Greve leva Petrobras a plano de emergência

Publicado: 15/07/2008 | 09:51


PEDRO SOARES e CIRILO JUNIOR
Folha de S. Paulo

No 1º movimento de petroleiros com parada da produção no governo Lula, estatal aciona equipes de contingência para manter operação

Ontem, protesto reduziu em 63 mil barris a extração de óleo e gerou perda de receita de US$ 7,6 mi; estatal afirma que tem estoque suficiente

Teve início ontem a primeira greve dos petroleiros com parada da produção no governo Lula -desde 2001, não havia movimento semelhante. No primeiro dia, a paralisação reduziu em 63 mil barris a extração de óleo da Petrobras e causou perda de receita de US$ 7,6 milhões à estatal, que foi obrigada a acionar um plano de contingência para operar as plataformas e assegurar o suprimento.
Segundo a Petrobras, a greve atingiu, inicialmente, apenas quatro plataformas -o que gerou queda de produção de 300 mil barris, com redução de 16% ante o volume normal de extração (1,5 milhão de barris/ dia). Duas delas, porém, voltaram ao controle da empresa à tarde e a perda de produção declinou -para 7%, ou 136 mil barris.
Ao final do dia, a produção, segundo a Petrobras, estava "praticamente normalizada" e a empresa operava com 96% da capacidade de extração de óleo e gás da bacia de Campos, responsável pela produção de 84% de óleo do país e foco da greve.
Uma ação da estatal para mobilizar equipes de contingência fez com que os líderes do movimento abandonassem a estratégia de controlar a produção das plataformas. "Passamos a impedir os embarques", disse Marcos Breda, coordenador de comunicação do SindipetroNF (Sindicato dos Petroleiros do Norte Fluminense).
Segundo o sindicato, pela manhã estavam sob controle do movimento 12 das 33 plataformas que aderiam à paralisação. Nessas unidades, a produção era mantida no mínimo necessário para não provocar danos aos equipamentos.

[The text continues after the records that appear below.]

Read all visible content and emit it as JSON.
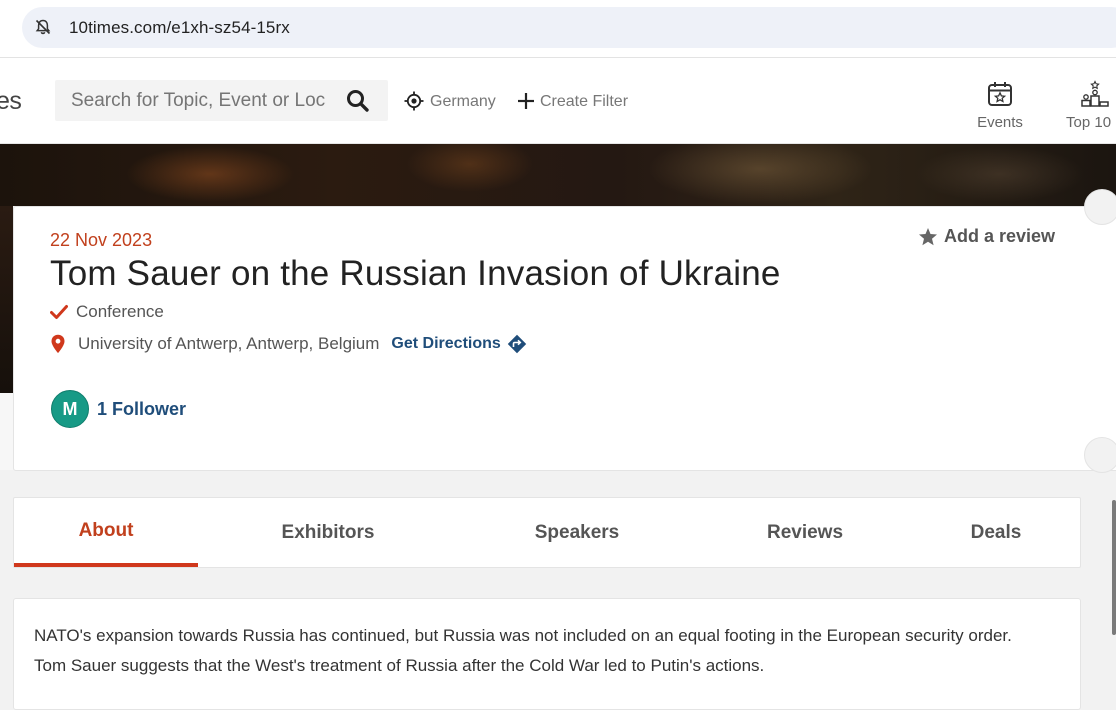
{
  "browser": {
    "url": "10times.com/e1xh-sz54-15rx"
  },
  "header": {
    "logo_fragment": "es",
    "search_placeholder": "Search for Topic, Event or Location",
    "location_label": "Germany",
    "create_filter_label": "Create Filter",
    "nav": [
      {
        "label": "Events",
        "icon": "calendar-star-icon"
      },
      {
        "label": "Top 10",
        "icon": "podium-icon"
      }
    ]
  },
  "event": {
    "date": "22 Nov 2023",
    "title": "Tom Sauer on the Russian Invasion of Ukraine",
    "type": "Conference",
    "location": "University of Antwerp, Antwerp, Belgium",
    "directions_label": "Get Directions",
    "review_label": "Add a review",
    "follower_initial": "M",
    "followers_label": "1 Follower"
  },
  "tabs": [
    {
      "label": "About",
      "active": true
    },
    {
      "label": "Exhibitors",
      "active": false
    },
    {
      "label": "Speakers",
      "active": false
    },
    {
      "label": "Reviews",
      "active": false
    },
    {
      "label": "Deals",
      "active": false
    }
  ],
  "about": {
    "line1": "NATO's expansion towards Russia has continued, but Russia was not included on an equal footing in the European security order.",
    "line2": "Tom Sauer suggests that the West's treatment of Russia after the Cold War led to Putin's actions."
  },
  "colors": {
    "accent": "#c1401d",
    "link": "#1f4d7a",
    "avatar": "#179a86"
  }
}
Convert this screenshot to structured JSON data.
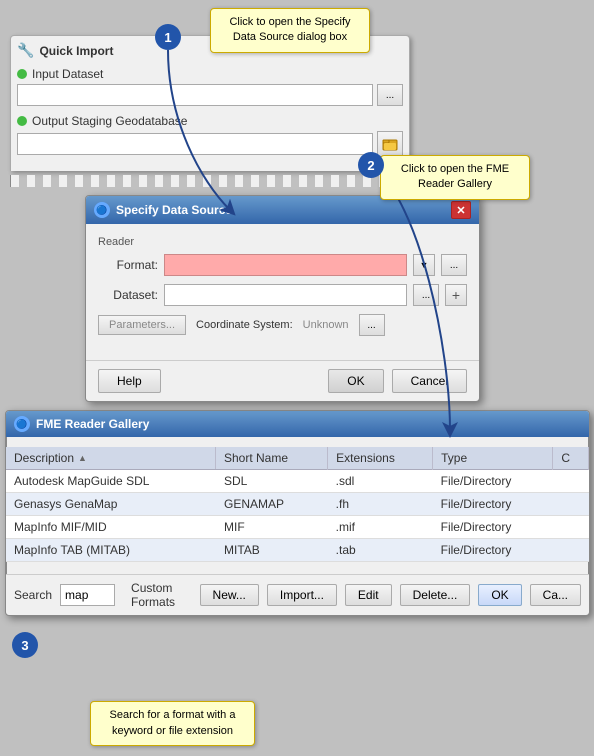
{
  "quickImport": {
    "title": "Quick Import",
    "inputDatasetLabel": "Input Dataset",
    "outputStagingLabel": "Output Staging Geodatabase",
    "browseBtnLabel": "...",
    "iconBtnLabel": "📁"
  },
  "tooltip1": {
    "text": "Click to open the Specify Data Source dialog box"
  },
  "tooltip2": {
    "text": "Click to open the FME Reader Gallery"
  },
  "tooltip3": {
    "text": "Search for a format with a keyword or file extension"
  },
  "specifyDialog": {
    "title": "Specify Data Source",
    "readerLabel": "Reader",
    "formatLabel": "Format:",
    "datasetLabel": "Dataset:",
    "paramsBtnLabel": "Parameters...",
    "coordinateSystemLabel": "Coordinate System:",
    "coordinateSystemValue": "Unknown",
    "browseBtnLabel": "...",
    "helpBtnLabel": "Help",
    "okBtnLabel": "OK",
    "cancelBtnLabel": "Cancel"
  },
  "readerGallery": {
    "title": "FME Reader Gallery",
    "columns": {
      "description": "Description",
      "shortName": "Short Name",
      "extensions": "Extensions",
      "type": "Type",
      "c": "C"
    },
    "rows": [
      {
        "description": "Autodesk MapGuide SDL",
        "shortName": "SDL",
        "extensions": ".sdl",
        "type": "File/Directory"
      },
      {
        "description": "Genasys GenaMap",
        "shortName": "GENAMAP",
        "extensions": ".fh",
        "type": "File/Directory"
      },
      {
        "description": "MapInfo MIF/MID",
        "shortName": "MIF",
        "extensions": ".mif",
        "type": "File/Directory"
      },
      {
        "description": "MapInfo TAB (MITAB)",
        "shortName": "MITAB",
        "extensions": ".tab",
        "type": "File/Directory"
      }
    ],
    "searchLabel": "Search",
    "searchValue": "map",
    "customFormatsLabel": "Custom Formats",
    "newBtnLabel": "New...",
    "importBtnLabel": "Import...",
    "editBtnLabel": "Edit",
    "deleteBtnLabel": "Delete...",
    "okBtnLabel": "OK",
    "cancelBtnLabel": "Ca..."
  },
  "circleNums": [
    "1",
    "2",
    "3"
  ]
}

Em nove plataformas, a extração de óleo chegou a ser interrompida, mas ainda pela manhã havia sido retomada pelas equipes de contingência. Em outras 12, a produção não foi afetada.
Mas, mesmo diante da reação da Petrobras, Breda disse que a greve vai terminar apenas na sexta-feira. Ele não descartou a possibilidade de que a paralisação se estenda, caso a categoria não chegue a um entendimento com a Petrobras. O sindicato quer a mudança do regime de folgas e pleiteia que o dia do desembarque das plataformas passe a contar como dia trabalhado. Atualmente, os funcionários da estatal ficam 14 dias embarcados e folgam 21.
Ontem à noite, o Sindicato dos Petroleiros do Norte Fluminense ingressou na Justiça com pedido de habeas corpus, alegando que a Petrobras mantinha os operários sob cárcere privado e impedia o desembarque deles das plataformas.
O diretor de Abastecimento da Petrobras, Paulo Roberto Costa, disse que a empresa tem estoque suficiente para o mercado brasileiro caso a greve iniciada hoje pelos petroleiros cause mais prejuízos.
Costa afirmou que a produção se normalizará à medida que as equipes de contingência assumirem as unidades que pararam. Já Breda disse que elas não conseguirão manter a produção no patamar atual, pois têm poucos funcionários.
Diferentemente da semana passada, quando foi apontada como causa para a alta do petróleo, a greve da Petrobras praticamente não afetou a cotação da commodity em Nova York. O barril fechou com alta de US$ 0,10, a US$ 145,18.